Without doing a lot of delicate scraping and paint removal that I am unwilling to do, I can’t be sure they were left bare in 1907. Nearly all the soffits down the hill are edge-matched (tongue in groove) beadboard. There are a fair number of unpainted porch soffits on Second Ave. N. below Queen Anne Drive. I think they look great, but in my many strolls around the neighborhood straining my neck to observe every soffit, I find that most of them are painted.
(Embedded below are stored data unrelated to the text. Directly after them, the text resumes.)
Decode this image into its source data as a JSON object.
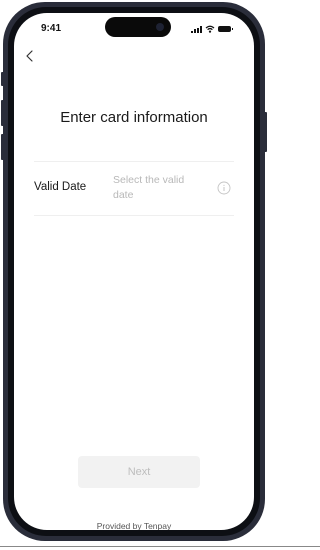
{
  "status_bar": {
    "time": "9:41"
  },
  "header": {
    "title": "Enter card information"
  },
  "form": {
    "valid_date": {
      "label": "Valid Date",
      "placeholder": "Select the valid date"
    }
  },
  "actions": {
    "next_label": "Next"
  },
  "footer": {
    "provider_text": "Provided by Tenpay"
  },
  "icons": {
    "back": "chevron-left-icon",
    "info": "info-icon",
    "signal": "signal-icon",
    "wifi": "wifi-icon",
    "battery": "battery-icon"
  },
  "colors": {
    "title_text": "#1a1a1a",
    "placeholder_text": "#b8b8b8",
    "disabled_button_bg": "#f2f2f2",
    "disabled_button_text": "#bdbdbd",
    "phone_frame": "#2a2d3a"
  }
}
That said, you might be stunned to learn that I have become a great fan of varnished or oiled soffits. I haven’t figured out why people went to the trouble unless it was simply an aesthetic choice. A colleague on the Board of the Queen Anne Historical Society is busy rehabilitating a house on Queen Anne. Her house will sport unpainted beadboard soffits finished with a product called Warhorse which was introduced about 1907 — the same time her house and mine were built. My board colleague taught me about unpainted soffits in the first place.
Then I went looking for them everywhere. I can report that the new garage on the alley at W. Boston between 1st and 2nd W. has a tiny unpainted soffit over its roll up door. When I asked the garage owners how they had known to treat the soffit that way, they attributed the choice to their painter. Obviously, traditions have lasting value in the trades!
To that point, there is a new house on the northwest corner of W. Prospect and First Ave W. that adopts the soffit feature handily. Indeed, the soffit actually wraps down the northern wall of the house to embrace the entranceway.
Still in Queen Anne, you’ll find a big wooden soffit gracing the new building on the parking lot of the former Bleitz Funeral Home at Florentia and 3rd Ave.
Frankly, I think it is beautiful. It is apparently constructed of edge-matched knotty pine. I don’t know how it is finished, but the wood isn’t stained.
It is a grand addition to our neighborhood.
Just across the canal in Fremont, the Tableau building and the brand-new Watershed, both under the Aurora Bridge on the north side of N. 34th St. ,have elegant wooden soffits.
The most elegant modern soffit to attract my attention isn’t in the neighborhood. It is on the new 2+U Building south of SAM at 1223 Second Ave. Designed by Graham Baba, its construction was overseen by a friend of mine who works for Kendall/Heaton Associates Inc. of Houston.
He reports: “The wood soffit seen from the ground plane is Rulon (brand) solid ash. It is coated with Sherwin Williams Ken Aqua Lacquer. The lacquer selection is crucial in commercial construction since building code requires an assembly that maintains a Class A fire rating.”
As you walk around our neighborhood, Fremont, or even downtown, abide by the architectural historian’s mantra: Look up! You too will join Captain Haddock and me as we exclaim, “Suffering Soffits!”